Britain’s Got Talent aired its live semi-final at 6pm on Saturday night, May 16, bringing the show forward because Eurovision was scheduled later on the. The early slot did little to soften the mood in the studio when Wei Yamin took the stage and KSI hit the red buzzer during a performance built around several dance music bangers played on the pipes.
Wei Yamin’s act was met with a split reaction in the room, but the sharpest blow came from KSI, who told the contestant: “No… I’m sorry, yes you added fire. It still didn’t make it good. All I’m saying is, you can’t polish a poo and that was poo.” Amanda Holden also pressed her buzzer and said, “I just don’t feel like that’s something I want the Royal Family to see.” The crowd answered with boos, prompting Ant to step in with, “A little bit of class wouldn’t go amiss,” before Simon Cowell joined the criticism by calling Wei a “warm up act” and saying he did not think the performer would reach the final.

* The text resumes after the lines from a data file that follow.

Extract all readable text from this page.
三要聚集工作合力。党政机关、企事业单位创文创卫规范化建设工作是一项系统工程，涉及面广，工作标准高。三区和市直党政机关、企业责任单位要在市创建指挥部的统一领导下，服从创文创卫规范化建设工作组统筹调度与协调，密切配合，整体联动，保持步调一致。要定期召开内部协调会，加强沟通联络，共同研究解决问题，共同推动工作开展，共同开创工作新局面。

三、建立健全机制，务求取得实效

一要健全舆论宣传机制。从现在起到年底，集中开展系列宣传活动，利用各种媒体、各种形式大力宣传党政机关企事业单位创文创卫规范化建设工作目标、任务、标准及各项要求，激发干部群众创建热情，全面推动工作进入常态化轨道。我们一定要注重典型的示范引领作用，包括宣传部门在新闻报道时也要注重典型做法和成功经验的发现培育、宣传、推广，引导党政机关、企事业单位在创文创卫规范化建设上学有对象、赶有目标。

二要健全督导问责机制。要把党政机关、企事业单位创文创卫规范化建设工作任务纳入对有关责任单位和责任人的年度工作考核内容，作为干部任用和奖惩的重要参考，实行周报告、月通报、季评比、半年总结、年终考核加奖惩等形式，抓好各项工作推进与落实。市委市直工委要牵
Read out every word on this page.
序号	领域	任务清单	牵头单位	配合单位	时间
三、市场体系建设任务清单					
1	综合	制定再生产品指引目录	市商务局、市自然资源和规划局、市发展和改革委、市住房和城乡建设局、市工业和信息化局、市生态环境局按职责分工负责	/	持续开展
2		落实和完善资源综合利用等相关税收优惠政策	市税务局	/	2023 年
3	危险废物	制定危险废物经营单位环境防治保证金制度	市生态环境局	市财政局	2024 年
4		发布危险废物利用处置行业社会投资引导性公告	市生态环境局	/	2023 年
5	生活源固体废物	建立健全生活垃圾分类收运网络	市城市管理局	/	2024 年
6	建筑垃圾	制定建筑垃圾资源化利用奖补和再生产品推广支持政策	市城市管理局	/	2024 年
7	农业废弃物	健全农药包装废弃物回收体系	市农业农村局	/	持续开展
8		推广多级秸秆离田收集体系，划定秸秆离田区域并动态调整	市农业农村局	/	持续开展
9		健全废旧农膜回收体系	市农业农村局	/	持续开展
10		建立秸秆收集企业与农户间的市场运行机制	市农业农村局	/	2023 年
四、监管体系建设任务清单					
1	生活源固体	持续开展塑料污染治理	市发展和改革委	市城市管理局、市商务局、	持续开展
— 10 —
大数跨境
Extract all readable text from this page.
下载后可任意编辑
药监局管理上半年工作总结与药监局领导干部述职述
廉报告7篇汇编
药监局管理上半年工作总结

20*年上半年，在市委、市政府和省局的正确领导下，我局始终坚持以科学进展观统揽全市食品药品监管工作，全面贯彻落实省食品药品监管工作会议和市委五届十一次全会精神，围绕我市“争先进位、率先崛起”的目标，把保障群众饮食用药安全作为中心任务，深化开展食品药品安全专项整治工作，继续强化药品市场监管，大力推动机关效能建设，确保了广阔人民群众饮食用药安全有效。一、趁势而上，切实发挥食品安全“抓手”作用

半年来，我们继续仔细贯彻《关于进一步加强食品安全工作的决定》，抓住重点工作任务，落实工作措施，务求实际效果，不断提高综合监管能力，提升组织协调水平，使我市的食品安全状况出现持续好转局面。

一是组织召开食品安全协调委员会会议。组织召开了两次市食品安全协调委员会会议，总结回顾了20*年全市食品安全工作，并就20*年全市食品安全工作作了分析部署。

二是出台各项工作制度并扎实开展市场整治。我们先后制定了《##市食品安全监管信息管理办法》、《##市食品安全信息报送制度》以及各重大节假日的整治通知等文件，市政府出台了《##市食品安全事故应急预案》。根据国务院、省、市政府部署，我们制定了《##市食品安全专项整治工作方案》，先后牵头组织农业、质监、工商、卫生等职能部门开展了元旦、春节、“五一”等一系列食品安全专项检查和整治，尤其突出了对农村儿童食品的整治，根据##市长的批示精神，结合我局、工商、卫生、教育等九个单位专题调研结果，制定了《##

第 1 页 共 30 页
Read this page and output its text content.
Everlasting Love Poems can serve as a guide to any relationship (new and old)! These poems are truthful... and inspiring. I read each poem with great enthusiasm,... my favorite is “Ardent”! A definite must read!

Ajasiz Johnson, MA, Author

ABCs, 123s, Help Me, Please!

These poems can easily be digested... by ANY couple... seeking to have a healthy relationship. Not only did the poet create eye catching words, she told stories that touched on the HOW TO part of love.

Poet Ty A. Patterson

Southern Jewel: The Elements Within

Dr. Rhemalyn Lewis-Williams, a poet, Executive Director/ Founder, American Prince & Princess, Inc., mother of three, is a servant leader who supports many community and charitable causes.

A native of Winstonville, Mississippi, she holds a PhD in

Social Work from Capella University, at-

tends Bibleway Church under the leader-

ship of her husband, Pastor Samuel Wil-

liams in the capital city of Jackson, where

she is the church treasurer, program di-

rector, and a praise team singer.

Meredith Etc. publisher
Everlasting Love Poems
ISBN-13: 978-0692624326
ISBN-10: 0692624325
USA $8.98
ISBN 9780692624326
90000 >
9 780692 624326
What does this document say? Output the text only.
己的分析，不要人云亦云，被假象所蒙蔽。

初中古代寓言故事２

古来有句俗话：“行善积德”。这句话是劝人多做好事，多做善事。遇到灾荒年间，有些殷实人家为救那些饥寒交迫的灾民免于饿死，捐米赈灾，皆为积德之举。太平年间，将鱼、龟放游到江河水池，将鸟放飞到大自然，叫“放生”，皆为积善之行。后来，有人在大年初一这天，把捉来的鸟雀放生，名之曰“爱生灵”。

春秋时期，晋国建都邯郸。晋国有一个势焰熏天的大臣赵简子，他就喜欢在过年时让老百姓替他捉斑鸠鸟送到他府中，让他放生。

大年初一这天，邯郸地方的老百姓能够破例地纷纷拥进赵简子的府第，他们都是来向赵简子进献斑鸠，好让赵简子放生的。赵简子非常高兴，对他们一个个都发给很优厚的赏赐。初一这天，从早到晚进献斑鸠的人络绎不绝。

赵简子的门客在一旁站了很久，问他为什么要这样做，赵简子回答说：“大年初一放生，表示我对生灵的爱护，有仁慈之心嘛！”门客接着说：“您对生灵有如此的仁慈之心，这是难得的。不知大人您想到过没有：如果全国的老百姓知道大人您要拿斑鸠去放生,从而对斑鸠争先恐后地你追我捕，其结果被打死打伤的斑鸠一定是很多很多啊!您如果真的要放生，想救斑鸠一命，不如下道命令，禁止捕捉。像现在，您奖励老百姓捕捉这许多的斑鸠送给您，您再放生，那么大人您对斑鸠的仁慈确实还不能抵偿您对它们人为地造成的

The comments landed inside a format that still carries real stakes. The winner of Britain’s Got Talent receives £250,000 and a place on the Royal Variety performance, and Ant and Dec told viewers at the start of the episode that Cowell held the golden buzzer that week. That mattered because if he had not used it, the public would have been able to send two acts through instead of one.
The friction was plain. This was a live semi-final in front of an audience that was already primed for a contest, yet the judging quickly turned into a rejection that left the studio split between laughter, boos and an open argument over taste. Holden’s line about the Royal Family and Cowell’s dismissal of Wei as a warm-up act made clear this was not just about one performance going wrong; it was about how harsh the show’s judges are willing to be when the cameras are live and the competition is narrowing.
For Wei, the question now is not whether the act drew attention. It did. The real test is whether enough viewers will see the performance as memorable in the right way to carry it through to the final, or whether the judges’ verdict has already closed that door.